Begin by boiling 4 cups of water. After it reaches a boil, turn heat off and let water sit a minute. Put the black tea or tea bags in the water and let steep for 5-7 minutes. Meanwhile, pour the sugar into the glass or porcelain container. After the tea has steeped, take out the bags or sift the loose leaf tea out and pour the tea into the container. Then stir with wooden spoon until sugar is disolved. Next, fill the container almost to the top with cool, purified water, leaving just enough room for the scoby and the kombucha. An important note is to make sure the water is not too hot, else you could kill the scoby. Room temperature is fine.
Finish by covering the top with a coffee filter or cheese cloth and secur with rubber band. This will keep away any bugs that are enticed by the sugary liquid. Move the container to a shaded, dry area of the house. If it’s summer in a humid area, make sure the room is air conditioned as the moisture in the air can increase the chances of mold. The kombucha poured in as a starter also helps with mold by lowering the pH to a more acidic level to start.

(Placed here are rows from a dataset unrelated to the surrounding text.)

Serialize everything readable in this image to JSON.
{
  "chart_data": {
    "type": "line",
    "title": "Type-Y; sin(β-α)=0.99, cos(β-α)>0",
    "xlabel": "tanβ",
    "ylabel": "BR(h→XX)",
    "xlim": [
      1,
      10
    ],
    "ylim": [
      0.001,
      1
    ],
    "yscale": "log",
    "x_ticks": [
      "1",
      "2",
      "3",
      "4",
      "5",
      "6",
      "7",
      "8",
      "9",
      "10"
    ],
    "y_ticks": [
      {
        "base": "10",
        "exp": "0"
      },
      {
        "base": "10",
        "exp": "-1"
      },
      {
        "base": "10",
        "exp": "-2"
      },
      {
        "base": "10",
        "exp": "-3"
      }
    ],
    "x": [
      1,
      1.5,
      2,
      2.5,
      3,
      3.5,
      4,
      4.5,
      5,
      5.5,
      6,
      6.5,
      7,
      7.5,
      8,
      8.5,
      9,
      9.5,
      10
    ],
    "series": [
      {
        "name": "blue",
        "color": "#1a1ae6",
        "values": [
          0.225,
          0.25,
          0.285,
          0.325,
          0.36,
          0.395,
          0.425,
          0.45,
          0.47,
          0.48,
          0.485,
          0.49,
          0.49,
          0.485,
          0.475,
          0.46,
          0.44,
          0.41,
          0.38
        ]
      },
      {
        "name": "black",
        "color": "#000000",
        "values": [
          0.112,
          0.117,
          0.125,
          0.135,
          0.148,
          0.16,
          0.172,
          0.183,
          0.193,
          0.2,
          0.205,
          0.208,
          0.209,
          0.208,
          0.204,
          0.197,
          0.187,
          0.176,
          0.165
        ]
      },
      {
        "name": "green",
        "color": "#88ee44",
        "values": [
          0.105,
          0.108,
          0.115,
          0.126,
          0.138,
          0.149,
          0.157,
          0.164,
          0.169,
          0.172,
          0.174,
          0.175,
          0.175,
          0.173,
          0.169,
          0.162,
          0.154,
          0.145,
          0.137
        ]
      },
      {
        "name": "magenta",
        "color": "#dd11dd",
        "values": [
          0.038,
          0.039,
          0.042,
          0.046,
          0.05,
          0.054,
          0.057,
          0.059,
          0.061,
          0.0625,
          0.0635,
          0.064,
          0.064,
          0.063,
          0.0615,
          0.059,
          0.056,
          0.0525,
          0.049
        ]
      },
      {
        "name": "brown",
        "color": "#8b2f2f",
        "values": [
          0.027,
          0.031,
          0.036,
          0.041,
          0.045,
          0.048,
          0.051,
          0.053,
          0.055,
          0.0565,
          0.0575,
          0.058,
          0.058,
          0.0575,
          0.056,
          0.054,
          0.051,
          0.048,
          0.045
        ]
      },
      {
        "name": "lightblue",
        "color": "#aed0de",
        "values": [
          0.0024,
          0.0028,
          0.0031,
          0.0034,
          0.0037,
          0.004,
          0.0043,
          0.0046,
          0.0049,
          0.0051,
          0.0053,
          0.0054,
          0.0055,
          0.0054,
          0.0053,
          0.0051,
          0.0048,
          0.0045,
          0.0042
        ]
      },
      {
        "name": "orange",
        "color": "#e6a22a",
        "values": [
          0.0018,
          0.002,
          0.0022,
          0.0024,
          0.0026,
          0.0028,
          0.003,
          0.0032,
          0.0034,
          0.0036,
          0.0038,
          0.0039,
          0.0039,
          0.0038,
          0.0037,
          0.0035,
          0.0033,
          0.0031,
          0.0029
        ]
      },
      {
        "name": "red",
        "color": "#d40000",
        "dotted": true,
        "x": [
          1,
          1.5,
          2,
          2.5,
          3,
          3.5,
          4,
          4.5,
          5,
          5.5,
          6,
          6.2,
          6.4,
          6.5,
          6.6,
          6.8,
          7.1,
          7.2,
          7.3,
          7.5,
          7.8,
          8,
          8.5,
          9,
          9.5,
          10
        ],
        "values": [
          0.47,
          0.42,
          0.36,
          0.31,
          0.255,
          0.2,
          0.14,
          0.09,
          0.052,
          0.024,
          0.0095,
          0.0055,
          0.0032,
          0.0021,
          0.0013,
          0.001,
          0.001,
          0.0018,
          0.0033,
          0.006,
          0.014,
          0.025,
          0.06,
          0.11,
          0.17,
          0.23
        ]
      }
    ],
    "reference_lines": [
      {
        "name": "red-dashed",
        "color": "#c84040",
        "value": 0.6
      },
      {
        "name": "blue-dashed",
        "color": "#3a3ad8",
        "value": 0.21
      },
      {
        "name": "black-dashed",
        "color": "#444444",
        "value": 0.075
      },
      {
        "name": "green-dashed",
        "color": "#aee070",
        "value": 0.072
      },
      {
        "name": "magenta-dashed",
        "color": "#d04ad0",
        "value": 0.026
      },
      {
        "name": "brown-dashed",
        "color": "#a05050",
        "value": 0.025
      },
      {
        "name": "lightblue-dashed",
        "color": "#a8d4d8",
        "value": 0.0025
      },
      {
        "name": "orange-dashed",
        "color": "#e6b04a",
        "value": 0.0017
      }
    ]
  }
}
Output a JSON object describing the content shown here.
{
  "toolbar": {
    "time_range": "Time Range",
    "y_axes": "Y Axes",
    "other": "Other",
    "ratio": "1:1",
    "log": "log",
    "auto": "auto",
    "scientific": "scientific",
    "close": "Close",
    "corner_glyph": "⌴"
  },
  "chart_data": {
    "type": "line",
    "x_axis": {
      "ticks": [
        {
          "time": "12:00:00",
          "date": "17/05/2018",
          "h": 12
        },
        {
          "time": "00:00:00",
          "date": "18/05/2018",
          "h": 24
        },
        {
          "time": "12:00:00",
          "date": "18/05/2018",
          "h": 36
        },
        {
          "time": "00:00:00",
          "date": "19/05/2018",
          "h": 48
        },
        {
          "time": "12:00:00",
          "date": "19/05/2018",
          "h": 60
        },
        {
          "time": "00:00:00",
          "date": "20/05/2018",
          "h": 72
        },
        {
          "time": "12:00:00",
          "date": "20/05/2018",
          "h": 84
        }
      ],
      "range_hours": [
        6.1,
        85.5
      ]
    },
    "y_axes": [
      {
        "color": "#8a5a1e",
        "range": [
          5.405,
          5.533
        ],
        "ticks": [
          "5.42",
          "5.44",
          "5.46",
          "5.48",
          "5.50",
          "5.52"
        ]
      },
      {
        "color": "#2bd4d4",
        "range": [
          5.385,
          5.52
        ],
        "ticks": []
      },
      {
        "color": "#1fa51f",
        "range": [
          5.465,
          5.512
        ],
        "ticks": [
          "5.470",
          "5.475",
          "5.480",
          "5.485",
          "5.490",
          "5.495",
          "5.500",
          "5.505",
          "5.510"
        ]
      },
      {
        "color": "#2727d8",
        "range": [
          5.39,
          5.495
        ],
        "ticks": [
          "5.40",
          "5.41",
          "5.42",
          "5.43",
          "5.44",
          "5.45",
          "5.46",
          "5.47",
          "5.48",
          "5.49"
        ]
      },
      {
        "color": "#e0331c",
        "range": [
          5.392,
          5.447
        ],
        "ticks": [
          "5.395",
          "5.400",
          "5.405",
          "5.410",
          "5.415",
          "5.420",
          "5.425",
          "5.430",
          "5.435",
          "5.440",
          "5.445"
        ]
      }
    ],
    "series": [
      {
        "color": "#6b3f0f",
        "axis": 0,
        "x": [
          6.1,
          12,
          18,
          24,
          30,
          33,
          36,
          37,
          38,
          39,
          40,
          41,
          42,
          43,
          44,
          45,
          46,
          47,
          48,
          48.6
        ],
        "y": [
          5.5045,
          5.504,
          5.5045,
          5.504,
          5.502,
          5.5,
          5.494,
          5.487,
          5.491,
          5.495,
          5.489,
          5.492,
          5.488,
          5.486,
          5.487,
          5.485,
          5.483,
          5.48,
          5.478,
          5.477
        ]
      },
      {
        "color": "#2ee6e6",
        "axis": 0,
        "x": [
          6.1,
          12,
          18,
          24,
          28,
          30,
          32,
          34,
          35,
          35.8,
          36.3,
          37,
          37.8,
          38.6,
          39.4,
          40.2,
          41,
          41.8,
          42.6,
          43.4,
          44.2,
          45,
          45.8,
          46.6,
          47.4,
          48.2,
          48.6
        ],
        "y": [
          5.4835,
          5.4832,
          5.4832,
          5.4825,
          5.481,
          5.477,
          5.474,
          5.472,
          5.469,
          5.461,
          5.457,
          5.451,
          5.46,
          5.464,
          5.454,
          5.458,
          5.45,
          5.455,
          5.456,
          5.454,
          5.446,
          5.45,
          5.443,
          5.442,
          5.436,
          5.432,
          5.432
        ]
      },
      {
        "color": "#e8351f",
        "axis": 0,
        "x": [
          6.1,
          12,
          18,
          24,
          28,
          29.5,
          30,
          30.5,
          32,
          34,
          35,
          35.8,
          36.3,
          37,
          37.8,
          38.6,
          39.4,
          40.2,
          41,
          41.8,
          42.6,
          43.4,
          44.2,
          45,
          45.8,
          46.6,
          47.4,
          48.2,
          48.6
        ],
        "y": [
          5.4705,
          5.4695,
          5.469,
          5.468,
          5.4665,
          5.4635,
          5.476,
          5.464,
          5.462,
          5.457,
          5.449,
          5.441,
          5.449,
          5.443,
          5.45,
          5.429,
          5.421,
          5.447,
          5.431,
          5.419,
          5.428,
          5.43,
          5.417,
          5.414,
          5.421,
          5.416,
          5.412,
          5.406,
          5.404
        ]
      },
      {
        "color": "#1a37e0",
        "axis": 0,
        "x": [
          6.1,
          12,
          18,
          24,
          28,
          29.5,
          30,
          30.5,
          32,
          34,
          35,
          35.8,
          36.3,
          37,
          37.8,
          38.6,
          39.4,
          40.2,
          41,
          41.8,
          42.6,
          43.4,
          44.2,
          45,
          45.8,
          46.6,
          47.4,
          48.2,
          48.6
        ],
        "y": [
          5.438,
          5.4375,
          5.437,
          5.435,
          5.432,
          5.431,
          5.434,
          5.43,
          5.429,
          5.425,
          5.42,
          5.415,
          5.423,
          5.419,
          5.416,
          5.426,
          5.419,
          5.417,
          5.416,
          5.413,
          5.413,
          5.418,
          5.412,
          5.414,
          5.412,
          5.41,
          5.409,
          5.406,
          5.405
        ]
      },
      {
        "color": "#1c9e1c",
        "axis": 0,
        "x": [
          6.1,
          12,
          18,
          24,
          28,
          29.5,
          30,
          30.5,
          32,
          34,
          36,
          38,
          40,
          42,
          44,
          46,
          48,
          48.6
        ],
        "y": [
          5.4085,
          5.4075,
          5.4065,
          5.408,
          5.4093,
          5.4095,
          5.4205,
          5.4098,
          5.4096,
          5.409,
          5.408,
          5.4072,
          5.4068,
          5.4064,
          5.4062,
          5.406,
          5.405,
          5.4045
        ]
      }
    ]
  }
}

Now you play the waiting game. The average wait time is between one and three weeks. Factors such as temperature and taste preference come into play here. If you prefer sweeter, wait less time, and if you prefer more sour, wait longer. Also, if it’s hot, the kombucha will ferment faster versus during the colder seasons. After about 7 days, taste a little sample and wait or start bottling according to your preference.

Here are some tips and extra information regarding the kombucha:
-If at any point you see mold STOP! Get rid of the scoby and all the drink, clean container thoroughly, and start again. Ingesting mold can cause illness and overall just isn’t any fun to deal with.
-Before buying a scoby, look around in your community. Because scobies form a new one when kombucha’s made, people end up with many scobies before long. Those that make kombucha tend to share them with friends, family, and their community so check listings like craigslist first. If unable to find any, several sites exist that sell great cultures.
Flavoring kombucha is an easy and fun activity that adds a bit of excitement to an already great drink. Simply add a small amount of juice or a few berries, ginger pieces, etc to the bottles used for bottling. Leave the bottles out for a day or two to absorb the flavors and continue to carbonate then place in fridge. Cooling will halt further carbonation.
-To bottle, first remove cultures (along with about a cup each of new kombucha) and place in jars for storage. Next pour kombucha in ez-cap bottles or any glass bottle with a plastic lid. I personally reuse kombucha bottles that I bought from stores like Whole Foods OR I use Grolsch bottles (after finishing the beer of course). Some people recommend buying the ez-cap bottles online; however, they are almost just as expensive as the Grolsch bottles and have no beer inside. Therefore, Grolsch bottles are definitely the better deal.
-For storing kombucha, place the cultures with a cup of komucha in very clean glass jars. They can stored either in the fridge or in a cubbard. Many people choose to put them in a dry cubbard; however, I always end up growing more that way so I put them in the fridge, which makes them hibernate. Simply take them out before you start boiling the water so they have time to wake up a little.

Well, this concludes the basic how-to for kombucha making. Making one’s own kombucha is a great way to save money and connect to the earth in an interesting way–through fermentation. Good luck and happy brewing!